Operation Manual
432
PHOTOSHOP CS4 GEBRUIKEN
Filters
5 Klik op OK.
Zie ook
“Informatie over overvloeimodi” op pagina 386
“Informatie over aanpassings- en opvullagen” op pagina 342
Tips voor het maken van speciale effecten
Randeffecten maken U kunt de randen van een effect dat maar op een deel van een afbeelding is toegepast, op
verschillende manieren bewerken. Als u een duidelijke rand wilt laten zitten, past u gewoon het filter toe. Voor een
zachte rand doezelt u de rand en past u vervolgens het filter toe. Voor een transparant effect past u het filter toe en past
u vervolgens met de opdracht Vervagen de overvloeimodus en dekking van de selectie aan.
Filters op lagen toepassen U kunt filters op afzonderlijke lagen toepassen of een effect opbouwen door filters op
diverse achtereenvolgende lagen toe te passen. Om een filter effect te laten hebben op een laag, moet de laag zichtbaar
zijn en pixels bevatten - bijvoorbeeld een neutrale vulkleur.
Filters op afzonderlijke kanalen toepassen Het is mogelijk een filter op een afzonderlijk kanaal toe te passen, op elk
kleurkanaal een ander effect toe te passen of steeds hetzelfde filter met andere instellingen toe te passen.
Achtergronden maken Door effecten toe te passen op vormen met volle kleuren of grijswaarden, kunt u allerlei
achtergronden en structuren maken. Vervolgens kunt u deze structuren bijvoorbeeld laten vervagen. Hoewel sommige
filters weinig of geen zichtbaar effect hebben als ze op volle kleuren worden toegepast (bijvoorbeeld Glas), produceren
andere filters interessante effecten.
Meerdere effecten combineren met maskers of afbeeldingen dupliceren/gedupliceerde afbeeldingen Als u met
maskers selectiegebieden maakt, hebt u meer controle over de overgang van het ene naar het andere effect. U kunt de
selectie die u met een masker hebt gemaakt, bijvoorbeeld filteren.
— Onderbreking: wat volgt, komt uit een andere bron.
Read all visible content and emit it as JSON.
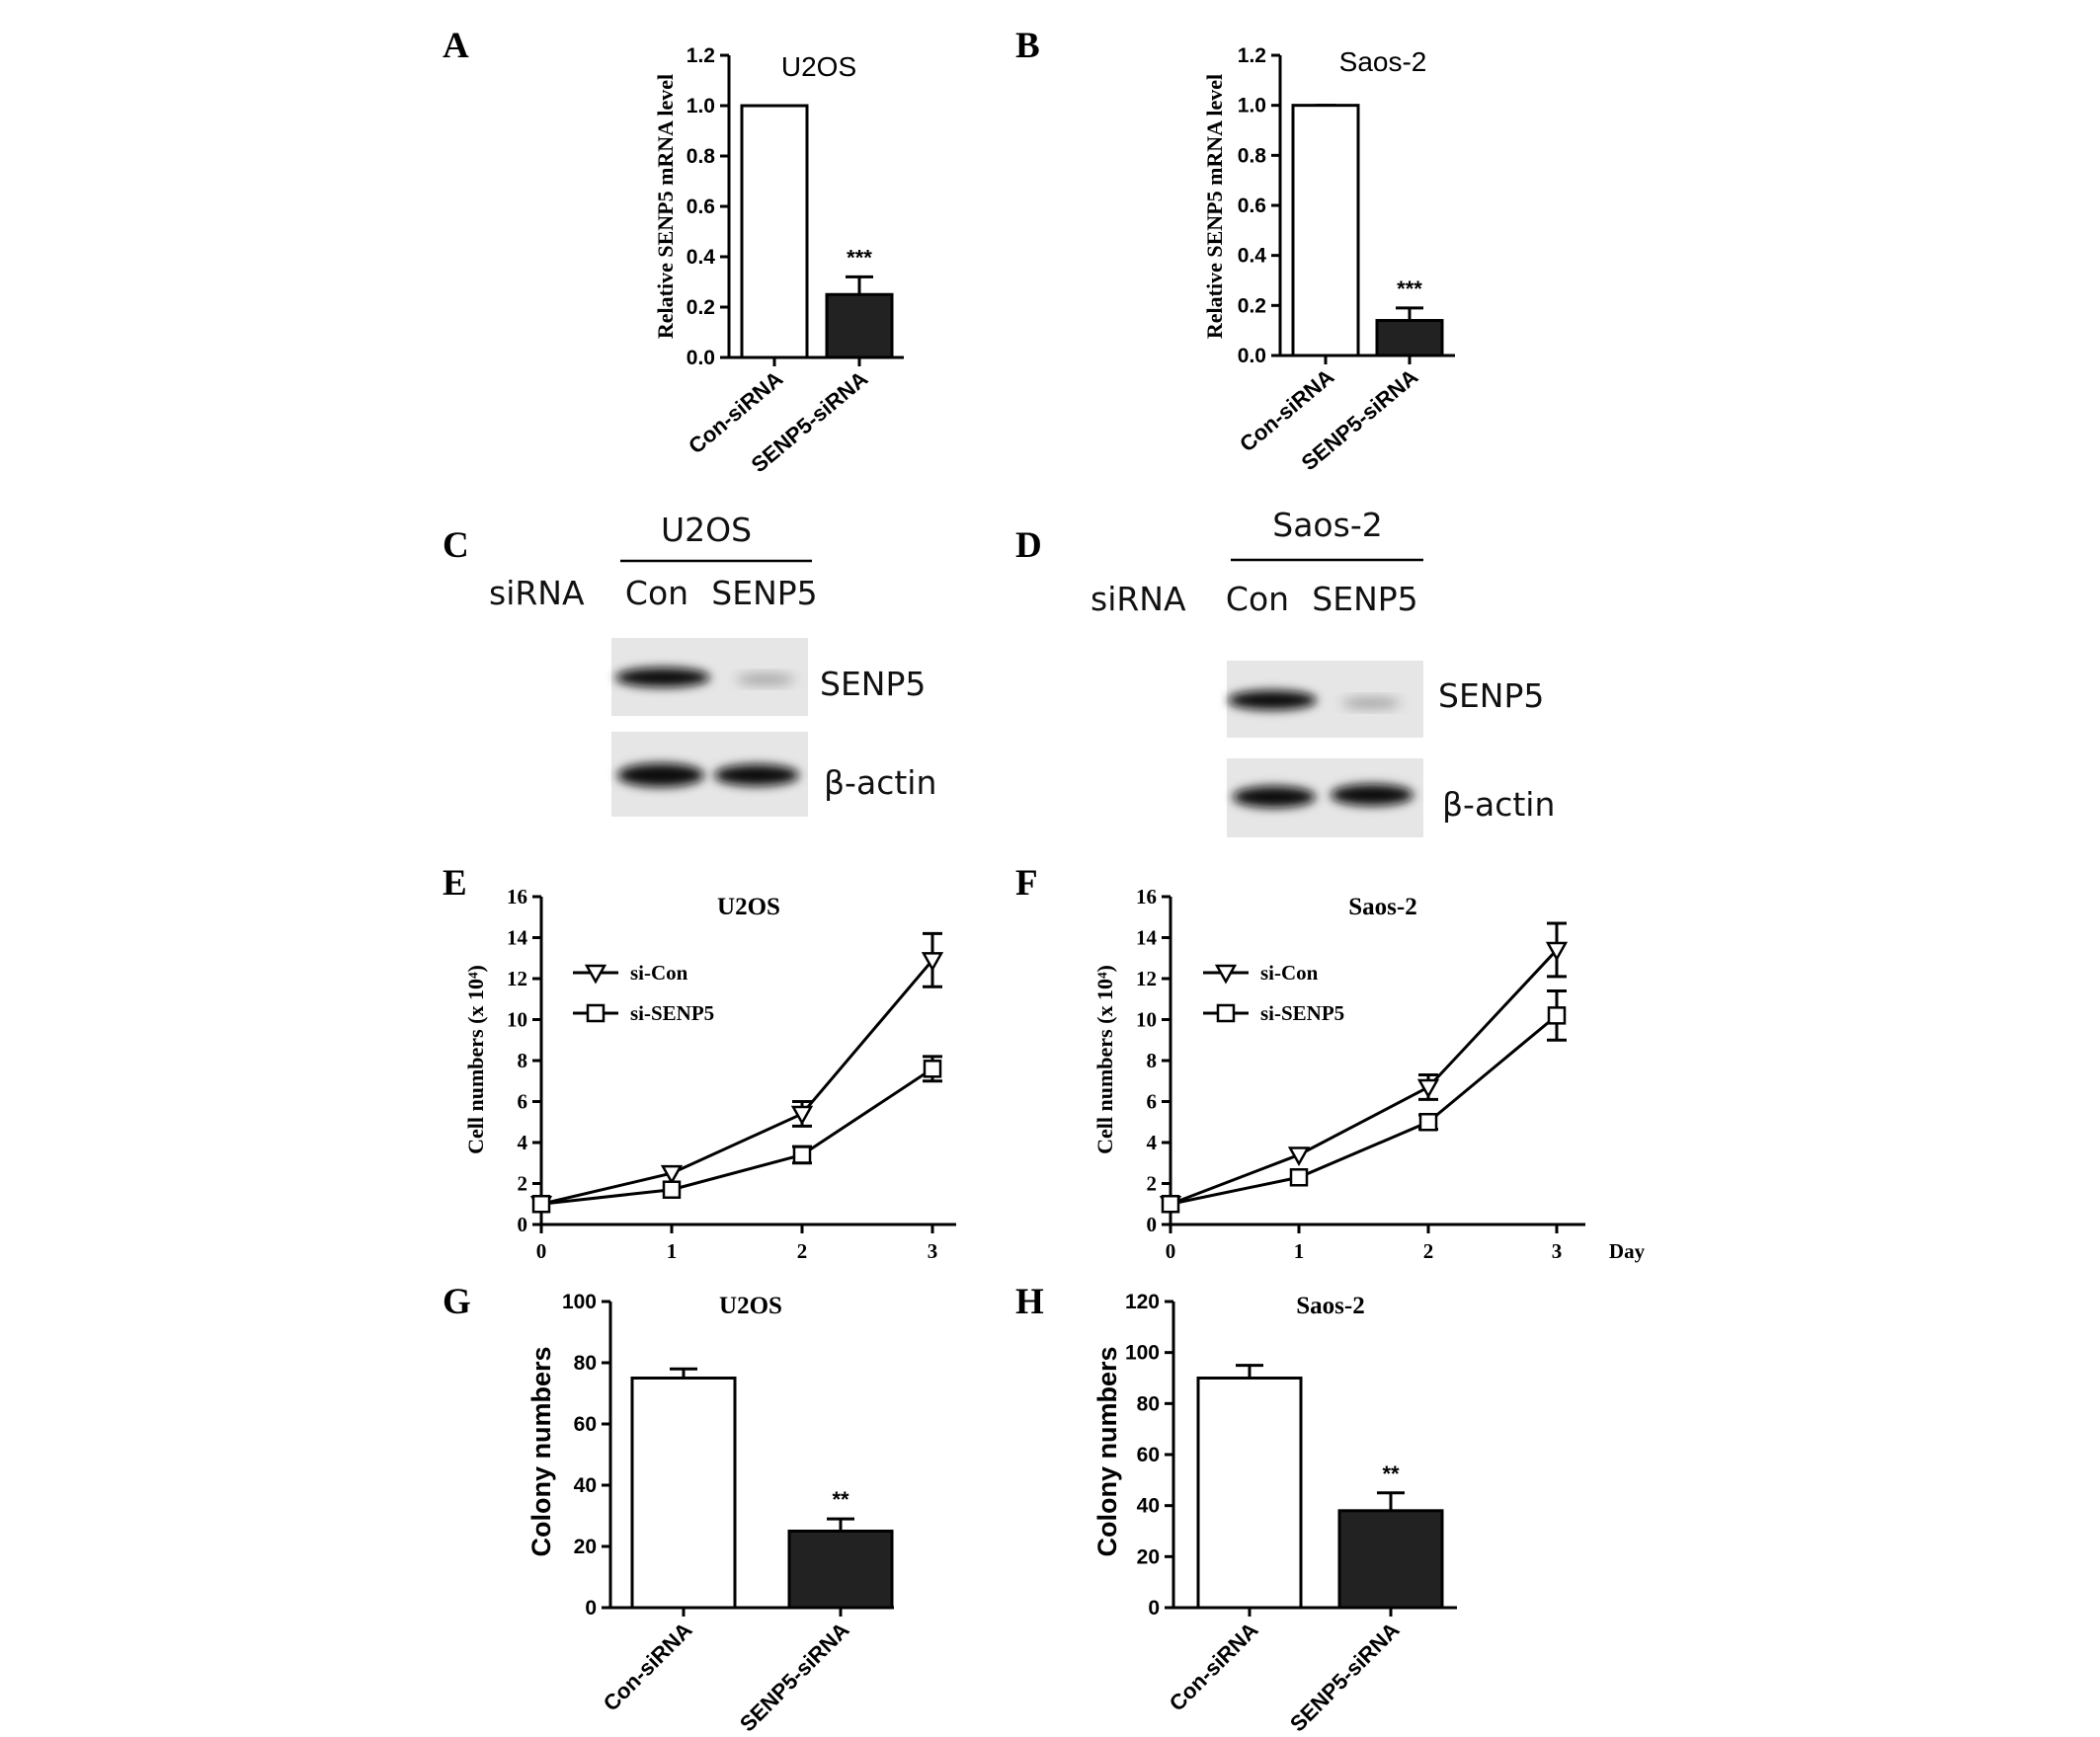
{
  "panels": {
    "A": "A",
    "B": "B",
    "C": "C",
    "D": "D",
    "E": "E",
    "F": "F",
    "G": "G",
    "H": "H"
  },
  "blots": [
    {
      "cell_line": "U2OS",
      "row_label": "siRNA",
      "lanes": [
        "Con",
        "SENP5"
      ],
      "proteins": [
        "SENP5",
        "β-actin"
      ]
    },
    {
      "cell_line": "Saos-2",
      "row_label": "siRNA",
      "lanes": [
        "Con",
        "SENP5"
      ],
      "proteins": [
        "SENP5",
        "β-actin"
      ]
    }
  ],
  "chart_data": [
    {
      "panel": "A",
      "type": "bar",
      "title": "U2OS",
      "ylabel": "Relative SENP5 mRNA level",
      "categories": [
        "Con-siRNA",
        "SENP5-siRNA"
      ],
      "values": [
        1.0,
        0.25
      ],
      "errors": [
        0.0,
        0.07
      ],
      "annotations": [
        "",
        "***"
      ],
      "ylim": [
        0,
        1.2
      ],
      "yticks": [
        "0.0",
        "0.2",
        "0.4",
        "0.6",
        "0.8",
        "1.0",
        "1.2"
      ],
      "bar_colors": [
        "#ffffff",
        "#222222"
      ]
    },
    {
      "panel": "B",
      "type": "bar",
      "title": "Saos-2",
      "ylabel": "Relative SENP5 mRNA level",
      "categories": [
        "Con-siRNA",
        "SENP5-siRNA"
      ],
      "values": [
        1.0,
        0.14
      ],
      "errors": [
        0.0,
        0.05
      ],
      "annotations": [
        "",
        "***"
      ],
      "ylim": [
        0,
        1.2
      ],
      "yticks": [
        "0.0",
        "0.2",
        "0.4",
        "0.6",
        "0.8",
        "1.0",
        "1.2"
      ],
      "bar_colors": [
        "#ffffff",
        "#222222"
      ]
    },
    {
      "panel": "E",
      "type": "line",
      "title": "U2OS",
      "ylabel": "Cell numbers (x 10⁴)",
      "xlabel": "",
      "x": [
        0,
        1,
        2,
        3
      ],
      "xticks": [
        "0",
        "1",
        "2",
        "3"
      ],
      "ylim": [
        0,
        16
      ],
      "yticks": [
        "0",
        "2",
        "4",
        "6",
        "8",
        "10",
        "12",
        "14",
        "16"
      ],
      "series": [
        {
          "name": "si-Con",
          "marker": "triangle-down",
          "values": [
            1.0,
            2.5,
            5.4,
            12.9
          ],
          "errors": [
            0.1,
            0.2,
            0.6,
            1.3
          ]
        },
        {
          "name": "si-SENP5",
          "marker": "square",
          "values": [
            1.0,
            1.7,
            3.4,
            7.6
          ],
          "errors": [
            0.1,
            0.15,
            0.4,
            0.6
          ]
        }
      ],
      "legend": "top-left"
    },
    {
      "panel": "F",
      "type": "line",
      "title": "Saos-2",
      "ylabel": "Cell numbers (x 10⁴)",
      "xlabel": "Day",
      "x": [
        0,
        1,
        2,
        3
      ],
      "xticks": [
        "0",
        "1",
        "2",
        "3"
      ],
      "ylim": [
        0,
        16
      ],
      "yticks": [
        "0",
        "2",
        "4",
        "6",
        "8",
        "10",
        "12",
        "14",
        "16"
      ],
      "series": [
        {
          "name": "si-Con",
          "marker": "triangle-down",
          "values": [
            1.0,
            3.4,
            6.7,
            13.4
          ],
          "errors": [
            0.1,
            0.2,
            0.6,
            1.3
          ]
        },
        {
          "name": "si-SENP5",
          "marker": "square",
          "values": [
            1.0,
            2.3,
            5.0,
            10.2
          ],
          "errors": [
            0.1,
            0.15,
            0.35,
            1.2
          ]
        }
      ],
      "legend": "top-left"
    },
    {
      "panel": "G",
      "type": "bar",
      "title": "U2OS",
      "ylabel": "Colony numbers",
      "categories": [
        "Con-siRNA",
        "SENP5-siRNA"
      ],
      "values": [
        75,
        25
      ],
      "errors": [
        3,
        4
      ],
      "annotations": [
        "",
        "**"
      ],
      "ylim": [
        0,
        100
      ],
      "yticks": [
        "0",
        "20",
        "40",
        "60",
        "80",
        "100"
      ],
      "bar_colors": [
        "#ffffff",
        "#222222"
      ]
    },
    {
      "panel": "H",
      "type": "bar",
      "title": "Saos-2",
      "ylabel": "Colony numbers",
      "categories": [
        "Con-siRNA",
        "SENP5-siRNA"
      ],
      "values": [
        90,
        38
      ],
      "errors": [
        5,
        7
      ],
      "annotations": [
        "",
        "**"
      ],
      "ylim": [
        0,
        120
      ],
      "yticks": [
        "0",
        "20",
        "40",
        "60",
        "80",
        "100",
        "120"
      ],
      "bar_colors": [
        "#ffffff",
        "#222222"
      ]
    }
  ]
}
Ook kunt u met het Historiepenseel een filtereffect op een deel van de afbeelding tekenen. Pas eerst het filter op een
volledige afbeelding toe. Ga vervolgens in het deelvenster Historie terug naar de afbeeldingsstaat van voordat het
filter werd toegepast, en stel de historiepenseelbron in op de gefilterde staat door te klikken in de bron links van de
historiestaat. Teken vervolgens de afbeelding.
Beeldkwaliteit en consistentie verbeteren U kunt onvolkomenheden wegwerken, afbeeldingen veranderen of
verbeteren, of een relatie tussen afbeeldingen realiseren door hetzelfde effect op beide toe te passen. Gebruik het
deelvenster Handelingen om de gemaakte stappen vast te leggen die u maakt om één afbeelding te wijzigen, en pas
deze handeling vervolgens toe op de andere afbeelding.
Filterprestaties verbeteren
Sommige filterelementen kosten veel geheugen, vooral als ze op een afbeelding met een hoge resolutie worden
toegepast.
❖ U kunt de volgende handelingen uitvoeren om de prestaties te verbeteren:
• Probeer de filters en instellingen uit op een klein gedeelte van de afbeelding.
• Pas het effect toe op de afzonderlijke kanalen, bijvoorbeeld op alle RGB-kanalen, als het om een grote afbeelding
gaat en u problemen hebt met onvoldoende geheugen. (Bij sommige filters krijgt u andere effecten als u ze op een
afzonderlijk kanaal in plaats van op het samengestelde kanaal toepast, met name als het filter willekeurig pixels
wijzigt.)
• Maak voordat u het filter toepast, geheugen vrij met de opdracht Leegmaken.